In the output of the ibdiagnet command, search for the symbol_error_counter string. That line contains the symbol error count in hexadecimal. The preceding lines identify the node and port with the errors. Symbol errors are minor errors, and if there are relatively few during the diagnostic, they can be monitored.

Note:

According to the InfiniBand specification 10E-12 BER, the maximum allowable symbol error rate is 120 errors per hour.

In addition, in the output of the ibdiagnet command, search for the link_error_recovery_counter string.
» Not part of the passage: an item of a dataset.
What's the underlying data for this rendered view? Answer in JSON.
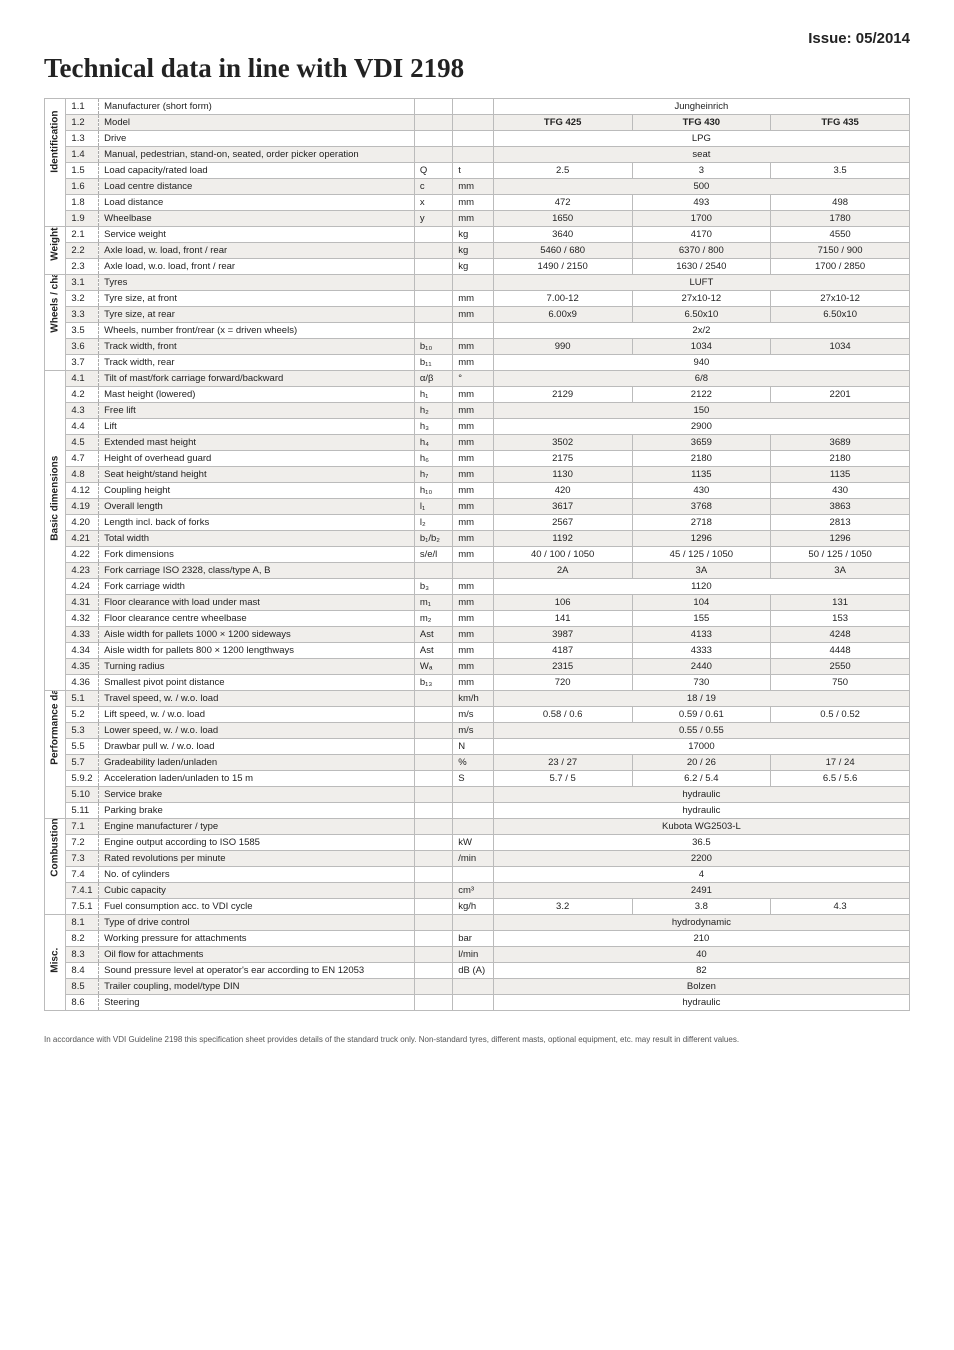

That line contains the recovery error count in hexadecimal. The preceding lines identify the node and port with the errors. Recovery errors are major errors and the respective links must be investigated for the cause of the rapid symbol error propagation.

Additionally, the ibdiagnet.log file contains the log of the testing.

15.1.15 Check All Ports

To perform a quick check of all ports of all nodes in your InfiniBand fabric, you can use the ibcheckstate command.

On the command-line interface (CLI), run the following command:

# ibcheckstate -v

The output is displayed, as in the following example:

# Checking Switch: nodeguid 0x0021283a8389a0a0
Node check lid 15: OK
Port check lid 15 port 23: OK
Port check lid 15 port 19: OK
.
.
.
# Checking Ca: nodeguid 0x0003ba000100e388
Node check lid 14: OK
Port check lid 14 port 2: OK
## Summary: 5 nodes checked, 0 bad nodes found
## 10 ports checked, 0 ports with bad state found
#

Note:

The ibcheckstate command requires time to complete, depending upon the size of your InfiniBand fabric. Without the -v option, the output contains only failed ports. The output in the example is only a small portion of the actual output.